Afghanistan

L’escalade du conflit et l’insécurité croissante qui affectaient une grande partie du pays et qui ont été aggravées par la sécheresse et les inondations ont entraîné des déplacements forcés de population de grande ampleur tout au long de l’année. Au moins 6 500 personnes ont trouvé la mort dans le cadre du conflit. Des atteintes au droit international humanitaire et au droit international relatif aux droits humains ont été commises en toute impunité par toutes les parties au conflit, tant les forces de sécurité afghanes et internationales que les insurgés. Tous les acteurs en présence ont mené des attaques sans discrimination ; citons notamment les frappes aériennes de la Force internationale d’assistance à la sécurité (FIAS) et de l’opération Liberté immuable sous commandement américain, ainsi que les attentats-suicides imputables aux groupes armés. Selon le Bureau de sécurité des ONG en Afghanistan (ANSO), quelque 2 000 civils non combattants ont trouvé la mort ; plus du quart des victimes ont été tuées par les forces internationales et un peu moins de la moitié par les insurgés. Les droits à l’éducation, à la santé et à la liberté d’expression étaient violés, tout particulièrement dans le cas des femmes. Des défenseurs des droits humains et des journalistes, dont de nombreuses femmes, ont été menacés, agressés, incarcérés, voire tués.

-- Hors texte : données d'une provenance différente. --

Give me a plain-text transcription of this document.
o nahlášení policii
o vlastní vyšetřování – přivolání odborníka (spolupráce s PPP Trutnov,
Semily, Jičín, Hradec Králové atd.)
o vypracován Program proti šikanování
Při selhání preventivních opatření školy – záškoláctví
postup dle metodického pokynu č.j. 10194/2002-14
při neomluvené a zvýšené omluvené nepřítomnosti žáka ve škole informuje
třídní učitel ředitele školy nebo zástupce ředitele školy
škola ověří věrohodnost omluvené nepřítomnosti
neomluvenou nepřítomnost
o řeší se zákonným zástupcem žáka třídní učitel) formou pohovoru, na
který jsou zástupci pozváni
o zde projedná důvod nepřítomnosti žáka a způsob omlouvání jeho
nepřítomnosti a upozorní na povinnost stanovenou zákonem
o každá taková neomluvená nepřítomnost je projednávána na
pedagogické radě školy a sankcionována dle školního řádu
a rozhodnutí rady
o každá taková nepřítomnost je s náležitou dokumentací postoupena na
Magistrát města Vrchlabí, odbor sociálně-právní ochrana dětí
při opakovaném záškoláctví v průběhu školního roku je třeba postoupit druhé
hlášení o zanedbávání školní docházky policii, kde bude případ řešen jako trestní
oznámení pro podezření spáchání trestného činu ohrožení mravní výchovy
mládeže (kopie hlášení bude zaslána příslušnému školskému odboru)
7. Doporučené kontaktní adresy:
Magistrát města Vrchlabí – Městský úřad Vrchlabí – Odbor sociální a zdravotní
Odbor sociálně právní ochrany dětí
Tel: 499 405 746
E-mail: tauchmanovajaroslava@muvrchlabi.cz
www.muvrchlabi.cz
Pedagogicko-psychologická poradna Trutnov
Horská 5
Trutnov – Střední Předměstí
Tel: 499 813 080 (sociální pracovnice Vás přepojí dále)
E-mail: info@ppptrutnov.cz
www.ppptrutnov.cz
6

La réforme des services de l’État, notamment la police et les services de renseignement, progressait lentement. Les responsables gouvernementaux et les dirigeants locaux n’ont pas été amenés à rendre compte d’atteintes aux droits humains signalées. Quant aux possibilités d’accès à la justice, elles étaient limitées, voire inexistantes dans de nombreuses régions.

Contexte
Le gouvernement afghan a poursuivi la mise en œuvre du Pacte pour l’Afghanistan conclu en 2006 avec ses partenaires internationaux, qui porte sur le développement, la sécurité et la gouvernance. Les effectifs des forces internationales, comprenant l’opération Liberté immuable et la FIAS, ont été portés à 49 000 au moins.
L’insurrection a gagné en intensité. Les talibans et d’autres groupes armés ont pris temporairement le contrôle d’un certain nombre de districts, surtout dans le sud du pays, et se sont régulièrement heurtés aux forces afghanes et internationales.
Le gouvernement afghan a rejeté les demandes des talibans qui réclamaient un retrait des forces internationales. Les tentatives en vue de faciliter le dialogue entre les parties en présence ont été plus nombreuses. Par ailleurs, les efforts visant à encourager une solution régionale du conflit ont débouché sur une jirga (assemblée tribale) de paix, qui s’est tenue en août et a rassemblé des participants afghans et pakistanais.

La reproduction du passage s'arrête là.